Today, I internalized the stories of trauma I heard about at UpRising Yoga teacher training without emotional or psychological armor. Their raw and honest stories of incarceration and human trafficking flooded the forefront of my mind. I was speaking to my mom about the event and suddenly began crying. I couldn’t figure out how to turn off the waterworks and get to work without looking like a total wreck. She lovingly guided me towards personal detachment, despite my habit of constantly reflecting on what I had heard as I went about my shift at the restaurant.

Yesterday, I listened to the story of a 19-year old girl who said she was one of the youth instructed to do yoga while in jail. “Doing yoga,” she said, “was one of the only things I had done right in my life.” Both parents in jail. I don’t know the rest of her story. But being close to her age, I reflected on my own parents and my own childhood. Her story literally hit home.

I saw the redevelopment of an impoverished community in Wilmington, California. The people had torn out a vacant parking lot where trash was thrown into, and they built a garden of fruits, vegetables and flowers. Volunteers tend to the garden beds and keep the soil fresh. Every Saturday, a farmer’s market is held here. Whatever produce is leftover is donated back to the community. The value of this project kept Wilmington nourished and unified. I saw my own neighborhood in conjunction with Wilmington, remembering my neighbors who provide our family with fresh oranges from their backyard trees. Another story that reminded me of home, a place that shaped who I am.

community gardeb
Jill Ippolito, Founder of UpRising Yoga, and I standing in front of the community garden.
plants
A beautiful bed of lettuce planted by the community members.

A yoga instructor opened the teacher training with a 15-minute meditation, and through this meditation, I visualized the image of a brown box with a travel tag.

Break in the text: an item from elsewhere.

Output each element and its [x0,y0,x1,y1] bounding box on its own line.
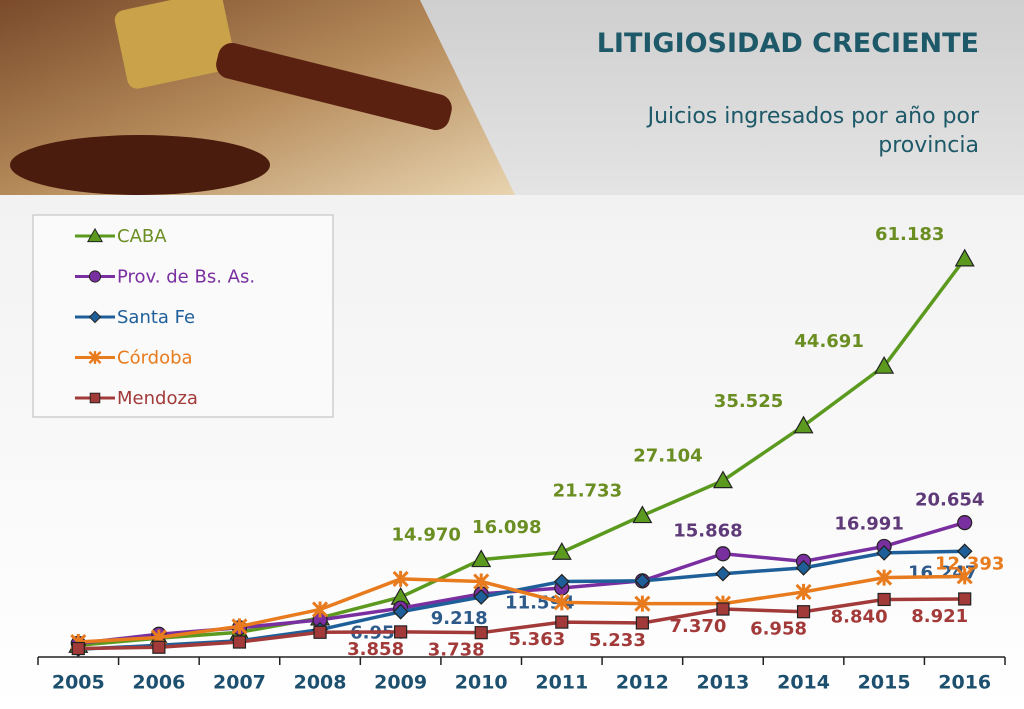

This is the “gift” she told us to see. It’s the gift that we possess as well as give back to people. As a journalist, I envision giving the gift of story-telling and news.

brown travel tag

Back to this morning and my unanticipated meltdown, my mother helped remind me to build a shield around my heart. She said to me that as a journalist, I need to create some distance between myself and the stories I cover, especially since I’m emotionally invested in issues of gender. My mother made a point that journalists who take on serious projects like these can potentially end up with PTSD from their job. I’m seeking to build an emotional and subconscious armor, some protection against my repressed memories, my most secret thoughts, my dreams.

I don’t believe this guard can be manufactured in a day, in a month or in a year. Maybe I call it my Joan of Arc armor. Whenever I pick up a pen or sit at my laptop with emotional and mental investment, I put on this armor. And if I need to strip off the armor in order to go there — go to that place of truly connecting with another person through journalism, fighting my own demons — I choose to have that option.

joan of arc armor

It’s risky opening up myself completely and I might not be as functional for awhile afterwards. But I care. I’m human. I am a person who also has a story. Being a journalist doesn’t make me a hero or someone with more authority or power. It doesn’t make me better than anybody else. I am who I choose to be. I am what I give back. Above all, I choose to fight being a victim of my own mind.